Speaking of big, neither Myers nor Melton has decided where to store the mammoth inflatable piece.

Mary Margaret Satterfield, director of Toad Suck Daze and events for the Conway Area Chamber of Commerce, said she looks forward to the Crain-Arvest Challenge.

“We think it’s going to be a good addition to Toad Suck Daze. It’s an event we’ve never done before,” Satterfield said.

“We hated to see Stuck on a Truck go; it’s been a great event,” she said.

“We think [the new competition is] going to kind of help fill that void of not having Stuck on a Truck left. Nothing can completely replace it; they’re totally different,” Satterfield said.

However, she said, the obstacle challenge is something she thinks the Toad Suck Daze crowd will want to “watch, see and participate in.”

Melton said that Crafton Tull, an engineering company, is partnering with Crain and Arvest to make sure the obstacle course is set up correctly. The company’s largest branch office is in Conway.

Competition on the obstacle course will be held May 2-4 in various individual divisions and a corporate team division. Teams must be made up of four people, with at least one being female, Melton said.

To be eligible for the $5,000, people must sign up two weeks ahead of time at central Arkansas Arvest Bank or Crain locations, she said.

“Total, it will be over 40 locations,” she said.

Preliminaries will be held throughout the three-day festival for the ultimate prize.

Twenty people will be given a chance to compete on May 4 for $5,000.

Individuals can compete in a media division, in which a trophy will be awarded, and a nonprofit category, in which one person can win $1,000. Other divisions are political; seniors, male and female, age 50 or older; adults, male and female, ages 20-49; and teens, 13-18, both male and female.

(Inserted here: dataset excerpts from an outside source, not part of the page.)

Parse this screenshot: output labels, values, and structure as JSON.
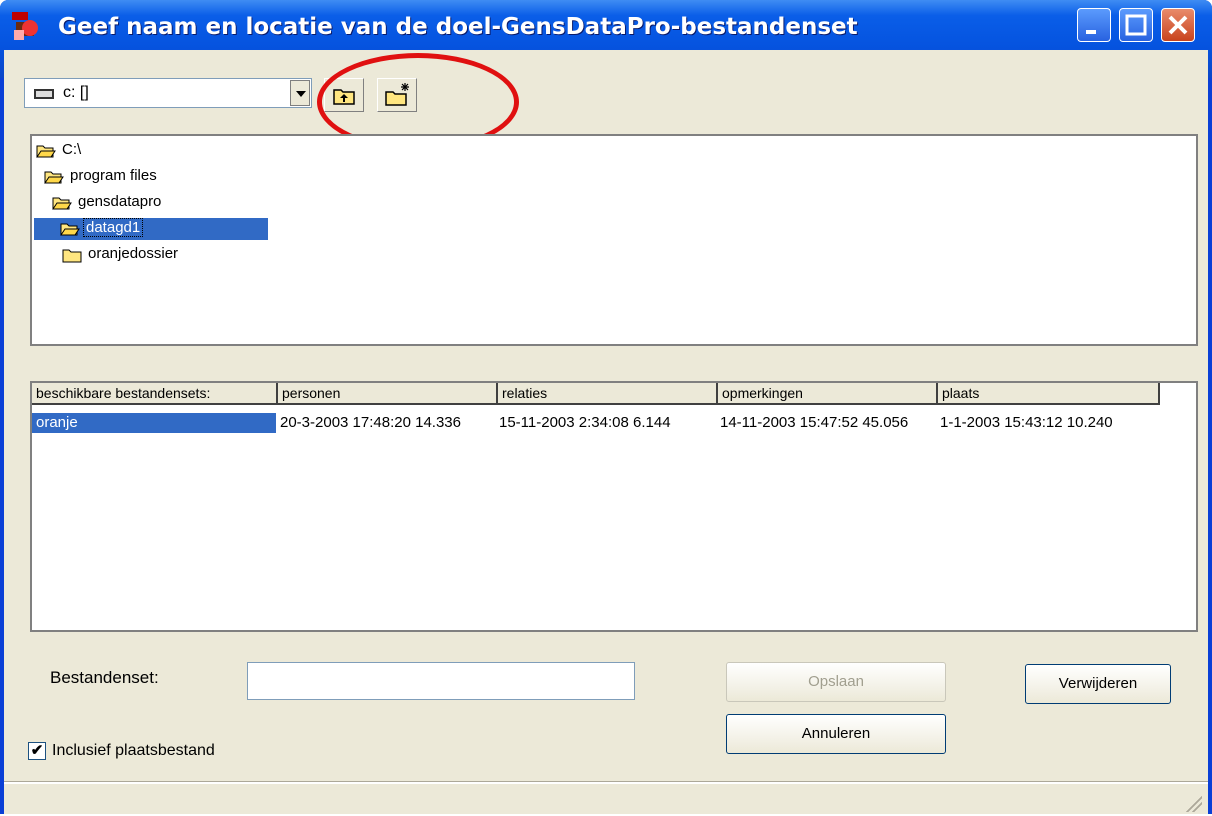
{
  "window": {
    "title": "Geef naam en locatie van de doel-GensDataPro-bestandenset",
    "app_icon": "gensdatapro-app-icon",
    "controls": [
      "minimize-icon",
      "maximize-icon",
      "close-icon"
    ]
  },
  "toolbar": {
    "drive_value": "c: []",
    "up_folder_icon": "up-folder-icon",
    "new_folder_icon": "new-folder-icon"
  },
  "folders": [
    {
      "label": "C:\\"
    },
    {
      "label": "program files"
    },
    {
      "label": "gensdatapro"
    },
    {
      "label": "datagd1",
      "selected": true
    },
    {
      "label": "oranjedossier"
    }
  ],
  "table": {
    "columns": [
      "beschikbare bestandensets:",
      "personen",
      "relaties",
      "opmerkingen",
      "plaats"
    ],
    "rows": [
      [
        "oranje",
        "20-3-2003 17:48:20 14.336",
        "15-11-2003 2:34:08 6.144",
        "14-11-2003 15:47:52 45.056",
        "1-1-2003 15:43:12 10.240"
      ]
    ]
  },
  "form": {
    "bestandenset_label": "Bestandenset:",
    "bestandenset_value": "",
    "save_label": "Opslaan",
    "cancel_label": "Annuleren",
    "delete_label": "Verwijderen",
    "include_label": "Inclusief plaatsbestand",
    "include_checked": true,
    "check_mark": "✔"
  },
  "colors": {
    "titlebar": "#0553df",
    "selection": "#316ac5",
    "annotation_circle": "#e01010"
  }
}
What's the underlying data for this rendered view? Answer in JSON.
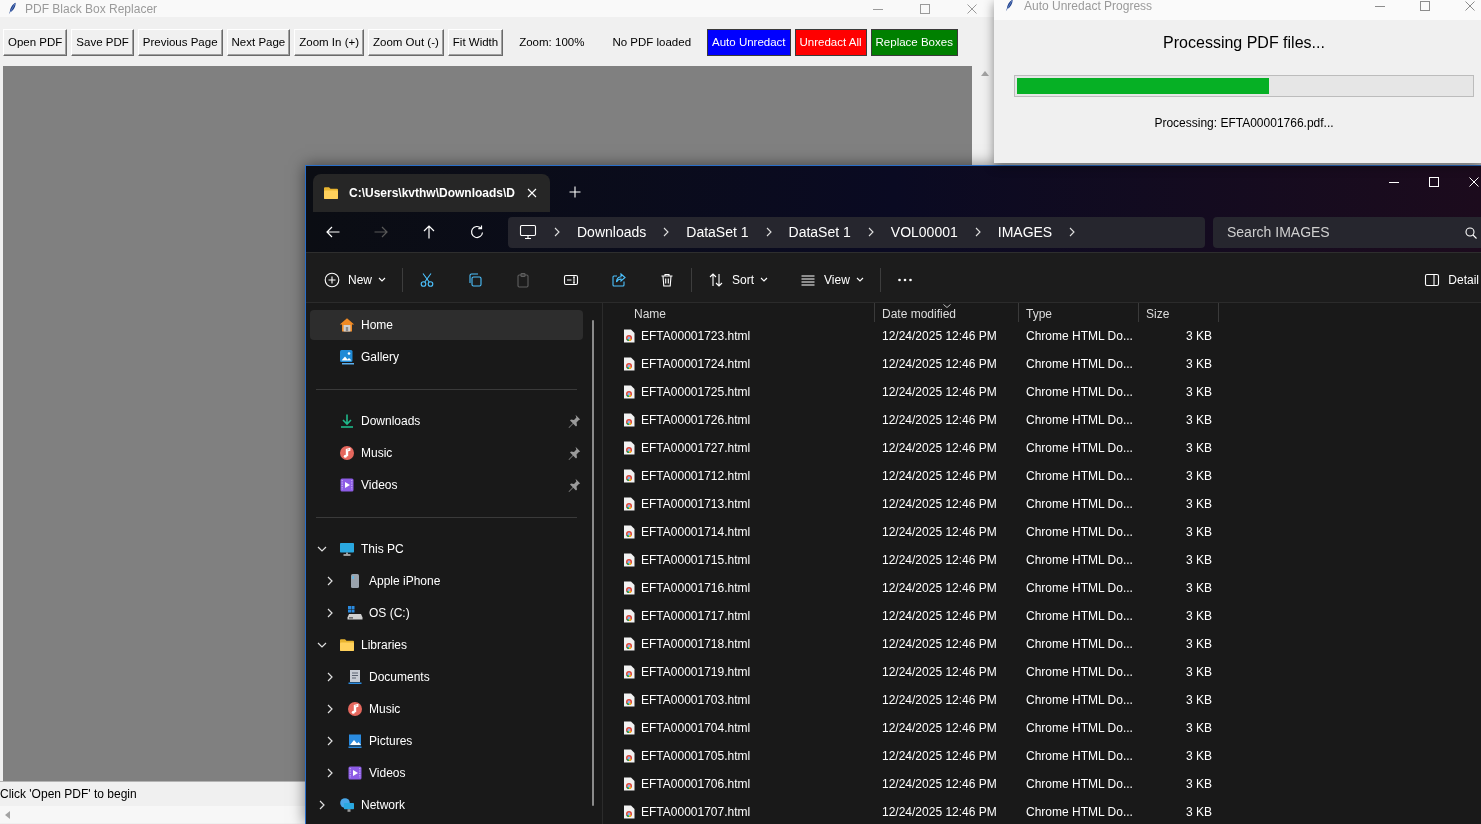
{
  "pdf_app": {
    "window": {
      "title": "PDF Black Box Replacer"
    },
    "toolbar": [
      {
        "kind": "button",
        "label": "Open PDF"
      },
      {
        "kind": "button",
        "label": "Save PDF"
      },
      {
        "kind": "button",
        "label": "Previous Page"
      },
      {
        "kind": "button",
        "label": "Next Page"
      },
      {
        "kind": "button",
        "label": "Zoom In (+)"
      },
      {
        "kind": "button",
        "label": "Zoom Out (-)"
      },
      {
        "kind": "button",
        "label": "Fit Width"
      },
      {
        "kind": "label",
        "label": "Zoom: 100%"
      },
      {
        "kind": "label",
        "label": "No PDF loaded"
      },
      {
        "kind": "button",
        "label": "Auto Unredact",
        "color": "#0000ff"
      },
      {
        "kind": "button",
        "label": "Unredact All",
        "color": "#ff0000"
      },
      {
        "kind": "button",
        "label": "Replace Boxes",
        "color": "#008000"
      }
    ],
    "status_bar": "Click 'Open PDF' to begin"
  },
  "progress_dialog": {
    "window": {
      "title": "Auto Unredact Progress"
    },
    "heading": "Processing PDF files...",
    "progress": {
      "level": 0.555
    },
    "message": "Processing: EFTA00001766.pdf..."
  },
  "explorer": {
    "tabs": [
      {
        "label": "C:\\Users\\kvthw\\Downloads\\D",
        "selected": true
      }
    ],
    "nav_buttons": [
      {
        "kind": "back",
        "disabled": false
      },
      {
        "kind": "forward",
        "disabled": true
      },
      {
        "kind": "up",
        "disabled": false
      },
      {
        "kind": "refresh",
        "disabled": false
      }
    ],
    "breadcrumb": [
      "Downloads",
      "DataSet 1",
      "DataSet 1",
      "VOL00001",
      "IMAGES"
    ],
    "search": {
      "placeholder": "Search IMAGES"
    },
    "commands": [
      {
        "kind": "new",
        "label": "New",
        "disabled": false
      },
      {
        "kind": "separator"
      },
      {
        "kind": "cut",
        "disabled": false
      },
      {
        "kind": "copy",
        "disabled": false
      },
      {
        "kind": "paste",
        "disabled": true
      },
      {
        "kind": "rename",
        "disabled": false
      },
      {
        "kind": "share",
        "disabled": false
      },
      {
        "kind": "delete",
        "disabled": false
      },
      {
        "kind": "separator"
      },
      {
        "kind": "sort",
        "label": "Sort",
        "disabled": false
      },
      {
        "kind": "view",
        "label": "View",
        "disabled": false
      },
      {
        "kind": "separator"
      },
      {
        "kind": "more",
        "disabled": false
      },
      {
        "kind": "details",
        "label": "Detail",
        "disabled": false
      }
    ],
    "sidebar": {
      "sections": [
        {
          "items": [
            {
              "kind": "home",
              "label": "Home",
              "selected": true
            },
            {
              "kind": "gallery",
              "label": "Gallery",
              "selected": false
            }
          ]
        },
        {
          "items": [
            {
              "kind": "downloads",
              "label": "Downloads",
              "selected": false,
              "pinned": true
            },
            {
              "kind": "music",
              "label": "Music",
              "selected": false,
              "pinned": true
            },
            {
              "kind": "videos",
              "label": "Videos",
              "selected": false,
              "pinned": true
            }
          ]
        },
        {
          "items": [
            {
              "kind": "pc",
              "label": "This PC",
              "selected": false,
              "expanded": true,
              "children": [
                {
                  "kind": "phone",
                  "label": "Apple iPhone",
                  "selected": false,
                  "expanded": false
                },
                {
                  "kind": "drive",
                  "label": "OS (C:)",
                  "selected": false,
                  "expanded": false
                }
              ]
            },
            {
              "kind": "library",
              "label": "Libraries",
              "selected": false,
              "expanded": true,
              "children": [
                {
                  "kind": "documents",
                  "label": "Documents",
                  "selected": false,
                  "expanded": false
                },
                {
                  "kind": "music",
                  "label": "Music",
                  "selected": false,
                  "expanded": false
                },
                {
                  "kind": "pictures",
                  "label": "Pictures",
                  "selected": false,
                  "expanded": false
                },
                {
                  "kind": "videos",
                  "label": "Videos",
                  "selected": false,
                  "expanded": false
                }
              ]
            },
            {
              "kind": "network",
              "label": "Network",
              "selected": false,
              "expanded": false
            }
          ]
        }
      ]
    },
    "columns": [
      {
        "label": "Name",
        "sorted": false
      },
      {
        "label": "Date modified",
        "sorted": true
      },
      {
        "label": "Type",
        "sorted": false
      },
      {
        "label": "Size",
        "sorted": false
      }
    ],
    "rows": [
      {
        "name": "EFTA00001723.html",
        "date_modified": "12/24/2025 12:46 PM",
        "type": "Chrome HTML Do...",
        "size": "3 KB",
        "selected": false
      },
      {
        "name": "EFTA00001724.html",
        "date_modified": "12/24/2025 12:46 PM",
        "type": "Chrome HTML Do...",
        "size": "3 KB",
        "selected": false
      },
      {
        "name": "EFTA00001725.html",
        "date_modified": "12/24/2025 12:46 PM",
        "type": "Chrome HTML Do...",
        "size": "3 KB",
        "selected": false
      },
      {
        "name": "EFTA00001726.html",
        "date_modified": "12/24/2025 12:46 PM",
        "type": "Chrome HTML Do...",
        "size": "3 KB",
        "selected": false
      },
      {
        "name": "EFTA00001727.html",
        "date_modified": "12/24/2025 12:46 PM",
        "type": "Chrome HTML Do...",
        "size": "3 KB",
        "selected": false
      },
      {
        "name": "EFTA00001712.html",
        "date_modified": "12/24/2025 12:46 PM",
        "type": "Chrome HTML Do...",
        "size": "3 KB",
        "selected": false
      },
      {
        "name": "EFTA00001713.html",
        "date_modified": "12/24/2025 12:46 PM",
        "type": "Chrome HTML Do...",
        "size": "3 KB",
        "selected": false
      },
      {
        "name": "EFTA00001714.html",
        "date_modified": "12/24/2025 12:46 PM",
        "type": "Chrome HTML Do...",
        "size": "3 KB",
        "selected": false
      },
      {
        "name": "EFTA00001715.html",
        "date_modified": "12/24/2025 12:46 PM",
        "type": "Chrome HTML Do...",
        "size": "3 KB",
        "selected": false
      },
      {
        "name": "EFTA00001716.html",
        "date_modified": "12/24/2025 12:46 PM",
        "type": "Chrome HTML Do...",
        "size": "3 KB",
        "selected": false
      },
      {
        "name": "EFTA00001717.html",
        "date_modified": "12/24/2025 12:46 PM",
        "type": "Chrome HTML Do...",
        "size": "3 KB",
        "selected": false
      },
      {
        "name": "EFTA00001718.html",
        "date_modified": "12/24/2025 12:46 PM",
        "type": "Chrome HTML Do...",
        "size": "3 KB",
        "selected": false
      },
      {
        "name": "EFTA00001719.html",
        "date_modified": "12/24/2025 12:46 PM",
        "type": "Chrome HTML Do...",
        "size": "3 KB",
        "selected": false
      },
      {
        "name": "EFTA00001703.html",
        "date_modified": "12/24/2025 12:46 PM",
        "type": "Chrome HTML Do...",
        "size": "3 KB",
        "selected": false
      },
      {
        "name": "EFTA00001704.html",
        "date_modified": "12/24/2025 12:46 PM",
        "type": "Chrome HTML Do...",
        "size": "3 KB",
        "selected": false
      },
      {
        "name": "EFTA00001705.html",
        "date_modified": "12/24/2025 12:46 PM",
        "type": "Chrome HTML Do...",
        "size": "3 KB",
        "selected": false
      },
      {
        "name": "EFTA00001706.html",
        "date_modified": "12/24/2025 12:46 PM",
        "type": "Chrome HTML Do...",
        "size": "3 KB",
        "selected": false
      },
      {
        "name": "EFTA00001707.html",
        "date_modified": "12/24/2025 12:46 PM",
        "type": "Chrome HTML Do...",
        "size": "3 KB",
        "selected": false
      }
    ]
  }
}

“The political division will be interesting to see if we can get any candidates or their representatives,” Melton said.

Individuals can sign up for an event an hour prior to the start time. Corporate and nonprofit competitors must sign up at Arvest Bank, 2590 N. Donaghey Ave., and registration must be received by the end of April 30.

The course will be deflated each night, and Melton said it takes about three hours to inflate and deflate.

Melton said people sat and watched contestants stand with their hands on a truck, so she thinks people will enjoy watching this active event.

“We’re a little late in the game, but we have no doubt we’re going to pull it together,” she said.

Myers said he plans to compete.

“We’re going to have to,” he said.

Melton isn’t so sure.

“Oh, yeah, she’ll just have to be encouraged,” Myers said.

One of the best parts of the event, Melton said with a laugh, is “no sleep deprivation.”